Maybe consider getting lawyers for assistance.


----------



## kLy (Mar 6, 2019)

Dread Pirate Roberts said:


> Good day,
> 
> 1. If you are a former citizen by naturalisation or registration you must have a valid permanent residence permit or exemption from such permit to reapply for the citizenship.
> 
> ...


1. I have a piece of paper that is a permanent residence permit for South Africa. Does this mean that I'm a permanent resident? Or was this also cancelled when my citizenship was cancelled?

2. I'm not sure I understand what you mean here. Resumption of what? And I can't apply for actual citizenship since Norway doesn't allow dual citizenship.

Thanks! 😊😊


----------



## Dread Pirate Roberts (Jul 10, 2018)

kLy said:


> 1. I have a piece of paper that is a permanent residence permit for South Africa. Does this mean that I'm a permanent resident? Or was this also cancelled when my citizenship was cancelled?
> 
> 2. I'm not sure I understand what you mean here. Resumption of what? And I can't apply for actual citizenship since Norway doesn't allow dual citizenship.
> 
> Thanks! 😊😊



1. Since you were a citizen based on naturalisation then the following can be the case.[...based on my interpretation of the Citizenship Act.]

South African Citizens that obtain their citizenship by *birth* who automatically lose their South African Citizenship (because of taking citizenship in another country without informing DHA) never lose their right to Permanent Residency in South Africa. *But* if you were not a citizen by birth (eg by naturalisation) it means that when you automatically lose your citizenship you also lose the right to permanent residency.

So to answer your first point.

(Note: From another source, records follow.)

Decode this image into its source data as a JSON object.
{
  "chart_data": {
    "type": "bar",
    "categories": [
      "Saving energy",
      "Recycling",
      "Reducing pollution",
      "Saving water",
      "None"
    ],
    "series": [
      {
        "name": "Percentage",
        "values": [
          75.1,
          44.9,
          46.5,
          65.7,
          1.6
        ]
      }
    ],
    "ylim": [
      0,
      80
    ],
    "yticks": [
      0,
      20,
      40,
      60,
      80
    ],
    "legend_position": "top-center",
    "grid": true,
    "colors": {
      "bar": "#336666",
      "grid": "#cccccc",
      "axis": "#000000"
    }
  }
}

Since you lost Citizenship you also lose the right to permanent residency as a result you have to apply for a new permanent resident permit. 

*Suggestion* 
Before applying for a new PRP, I suggest you verify your Citizenship Status at DHA and also apply for Confirmation of PR to check what DHA's status is of you.

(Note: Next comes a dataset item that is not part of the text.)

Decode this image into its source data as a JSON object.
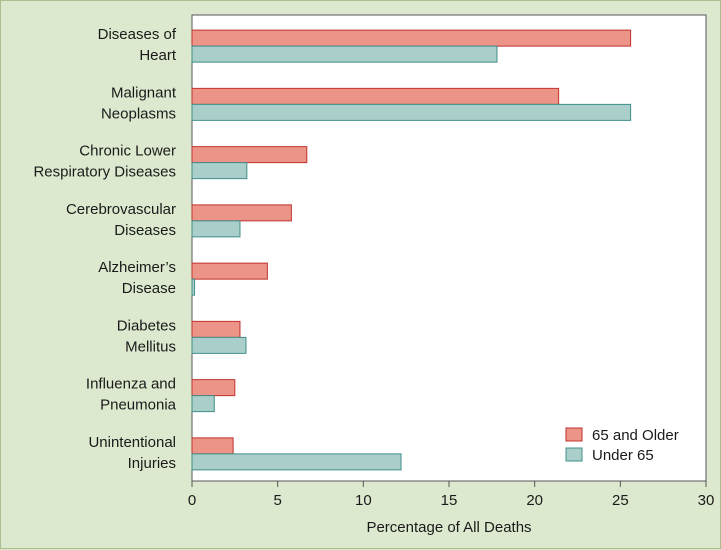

2. Resumption of Citizenship is a term used in the Act meaning the action of re-assuming your citizenship status. Only former citizens by birth can 'resume' their citizenship by applying at DHA since they never lose their right to permanent residency.

*...in summary*
i Confirm/check you Citizenship status at DHA to check whether you lost it indeed.
ii. If you lost citizenship confirm and check if you have PR right, at DHA.
iii. If you still have PR right then you are okay.
iv. If you lost the PR status , then you need to apply for a new PR.

I hope it makes sense...


----------



## kLy (Mar 6, 2019)

Great! I will check for my status! Thank you!


----------



## Pontius (Oct 3, 2018)

kLy said:


> Great! I will check for my status! Thank you!


What was the feedback?


----------